Socrates is the most misrepresented thinker in Western history. Not because his ideas are obscure but because his ideas are dangerous. What modern institutions teach as the Socratic method and what Socrates actually did are two entirely different things. One is a pedagogical tool. The other dismantled the legitimating foundations of an entire ruling class until the ruling class ran out of patience.
But first, who was Socrates? Where did he come from? What qualifies him as one of the greatest philosophers in history? Socrates was not a man from extravagant beginnings or an aristocratic line. His parents were common citizens in Athens, his father a stonemason, his mother a midwife. He himself grew up and fought as a soldier in his early life. Hardly the ideal or even imagined image of one of the most prominent philosophers in history. This man had no technical training in philosophy, no formal education. He was simply a common man. What makes him so important?

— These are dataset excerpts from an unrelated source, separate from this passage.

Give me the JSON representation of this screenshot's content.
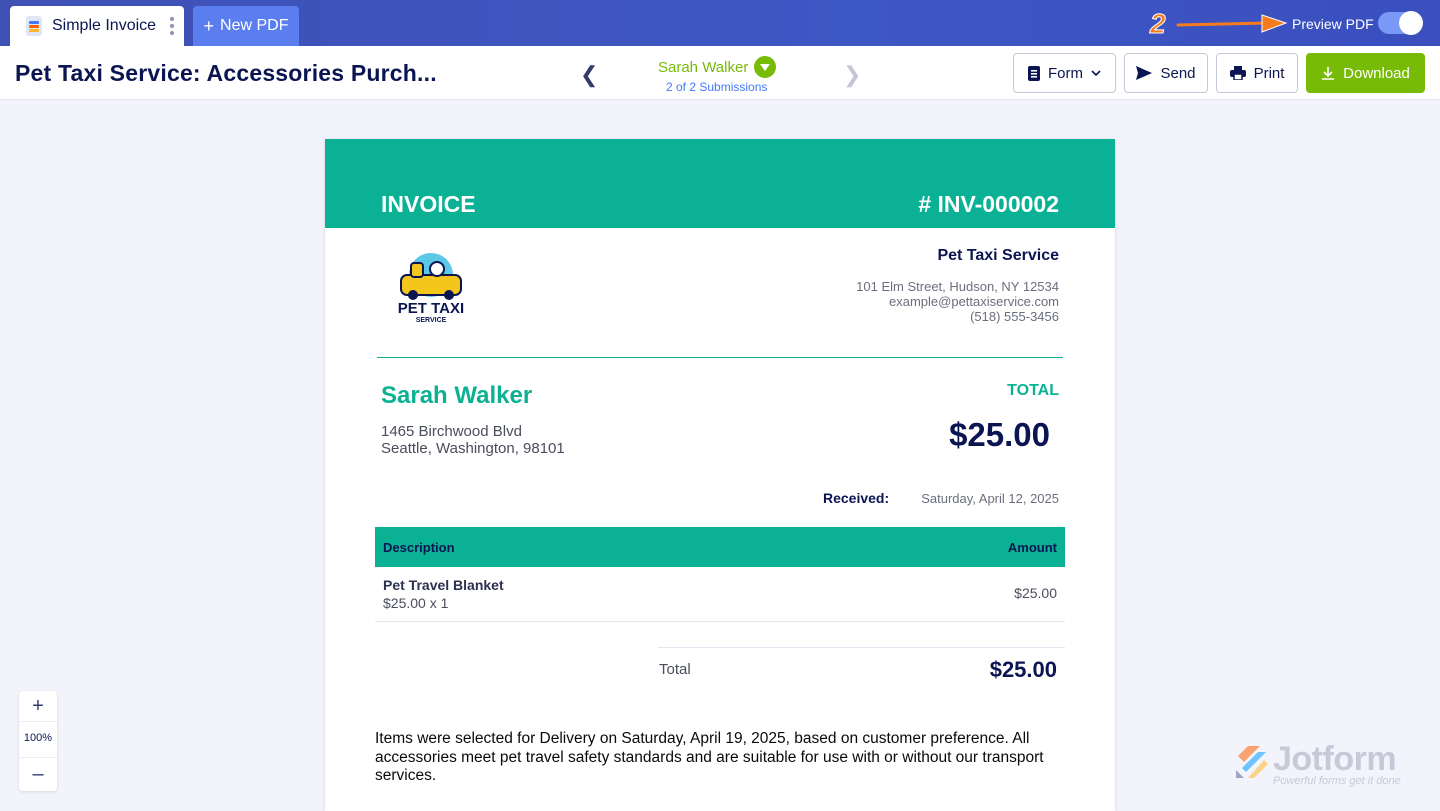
{
  "tabs": {
    "active_label": "Simple Invoice",
    "new_pdf_label": "New PDF"
  },
  "annotation": {
    "step_number": "2"
  },
  "preview": {
    "label": "Preview PDF",
    "enabled": true
  },
  "header": {
    "title": "Pet Taxi Service: Accessories Purch...",
    "submission_name": "Sarah Walker",
    "submission_count": "2 of 2 Submissions"
  },
  "toolbar": {
    "form_label": "Form",
    "send_label": "Send",
    "print_label": "Print",
    "download_label": "Download"
  },
  "invoice": {
    "title": "INVOICE",
    "number": "# INV-000002",
    "logo_text_main": "PET TAXI",
    "logo_text_sub": "SERVICE",
    "company_name": "Pet Taxi Service",
    "company_address": "101 Elm Street, Hudson, NY 12534",
    "company_email": "example@pettaxiservice.com",
    "company_phone": "(518) 555-3456",
    "customer_name": "Sarah Walker",
    "customer_address_1": "1465 Birchwood Blvd",
    "customer_address_2": "Seattle, Washington, 98101",
    "total_label": "TOTAL",
    "total_amount": "$25.00",
    "received_label": "Received:",
    "received_date": "Saturday, April 12, 2025",
    "table": {
      "col_description": "Description",
      "col_amount": "Amount",
      "rows": [
        {
          "name": "Pet Travel Blanket",
          "qty": "$25.00 x 1",
          "amount": "$25.00"
        }
      ]
    },
    "summary_label": "Total",
    "summary_value": "$25.00",
    "note": "Items were selected for Delivery on Saturday, April 19, 2025, based on customer preference. All accessories meet pet travel safety standards and are suitable for use with or without our transport services."
  },
  "zoom": {
    "in_label": "+",
    "level": "100%",
    "out_label": "–"
  },
  "watermark": {
    "brand": "Jotform",
    "tagline": "Powerful forms get it done"
  },
  "colors": {
    "topbar": "#3f51b5",
    "accent_teal": "#0bb194",
    "accent_green": "#78bb07",
    "link_blue": "#4277ff",
    "navy": "#0a1551"
  },
  "icons": [
    "document-icon",
    "kebab-icon",
    "plus-icon",
    "arrow-icon",
    "chevron-left-icon",
    "chevron-right-icon",
    "chevron-down-icon",
    "form-icon",
    "send-icon",
    "print-icon",
    "download-icon",
    "jotform-logo-icon"
  ]
}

If you were to believe modern western teaching methods inspired by him, you would believe he inspired critical thinking through a series of questioning. While that is partially true, institutions conveniently omit the most important and dangerous part of Socrates. This is why Socrates is so important. He had a methodology of questioning powerful credentialed elite Athenians that exposed their own ignorance and hypocrisy so thoroughly he was eventually exiled for it.